TCSP : la mise en service une nouvelle fois reportée
Après plusieurs reports successifs dans les travaux, les premiers voyageurs du TCSP devront encore patienter. La dernière date annoncée le 23 février 2026 ne sera pas tenue. Une date officiellement annoncée il y a quelques mois par la Communauté d’Agglomération du Centre Littoral (CACL).
Le principal obstacle reste la non-livraison des 16 Bus à haut niveau de service (BHNS) nécessaires au lancement du réseau. À ce jour, un seul véhicule est arrivé en Guyane, réceptionné le 29 décembre dernier. Une situation qui empêche tout démarrage commercial du TCSP dans les délais annoncés.
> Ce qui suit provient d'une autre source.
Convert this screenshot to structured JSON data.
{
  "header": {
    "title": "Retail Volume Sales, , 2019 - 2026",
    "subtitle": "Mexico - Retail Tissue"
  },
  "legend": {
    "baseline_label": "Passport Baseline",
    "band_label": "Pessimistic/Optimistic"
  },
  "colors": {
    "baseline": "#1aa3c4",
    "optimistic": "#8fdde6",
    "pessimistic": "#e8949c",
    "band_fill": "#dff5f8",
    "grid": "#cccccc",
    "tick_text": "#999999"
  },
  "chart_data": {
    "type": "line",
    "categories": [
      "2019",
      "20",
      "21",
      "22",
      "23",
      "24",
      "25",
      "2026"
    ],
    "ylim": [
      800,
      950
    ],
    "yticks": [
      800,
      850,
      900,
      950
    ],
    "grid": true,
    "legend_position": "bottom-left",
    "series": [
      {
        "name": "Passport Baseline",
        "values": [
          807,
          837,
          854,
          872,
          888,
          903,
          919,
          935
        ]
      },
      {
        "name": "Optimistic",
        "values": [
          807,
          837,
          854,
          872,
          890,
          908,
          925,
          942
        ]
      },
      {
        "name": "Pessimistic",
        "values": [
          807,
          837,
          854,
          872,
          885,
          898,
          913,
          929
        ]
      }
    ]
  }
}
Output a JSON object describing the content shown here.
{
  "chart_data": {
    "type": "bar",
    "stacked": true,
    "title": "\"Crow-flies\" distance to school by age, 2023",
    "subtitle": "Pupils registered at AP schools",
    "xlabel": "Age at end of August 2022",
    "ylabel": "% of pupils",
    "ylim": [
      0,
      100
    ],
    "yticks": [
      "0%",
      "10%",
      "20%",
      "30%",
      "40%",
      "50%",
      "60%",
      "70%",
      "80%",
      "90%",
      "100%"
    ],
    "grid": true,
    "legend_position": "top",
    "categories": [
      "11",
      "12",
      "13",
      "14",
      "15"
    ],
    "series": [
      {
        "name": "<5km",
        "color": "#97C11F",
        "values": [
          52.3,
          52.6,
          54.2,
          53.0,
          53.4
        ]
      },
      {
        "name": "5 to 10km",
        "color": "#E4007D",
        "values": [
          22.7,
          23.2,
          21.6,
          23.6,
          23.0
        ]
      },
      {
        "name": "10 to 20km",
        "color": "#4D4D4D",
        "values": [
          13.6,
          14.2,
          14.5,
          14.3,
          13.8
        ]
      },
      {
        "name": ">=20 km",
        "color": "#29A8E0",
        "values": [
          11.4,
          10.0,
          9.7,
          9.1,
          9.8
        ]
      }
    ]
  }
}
Des difficultés industrielles majeures chez le constructeur Iveco
En cause, selon la CACL, des difficultés importantes rencontrées par le constructeur Iveco, chargé de la fabrication des bus. Une entreprise récemment réorganisée suite au rachat par le groupe Indien Tata Motors et confrontée à une surcharge de commandes à l’échelle nationale, explique Isabelle Patient, Directrice Habitat, Aménagement et Mobilité à la CACL.
« Il a dû faire face à une grosse commande, notamment de la région Île-de-France, avec près de six cents véhicules commandés. Il a un peu vu les yeux plus gros que le ventre, puisqu’il a dû adapter sa chaîne de production, mais malheureusement la cadence n’a pas suivi ».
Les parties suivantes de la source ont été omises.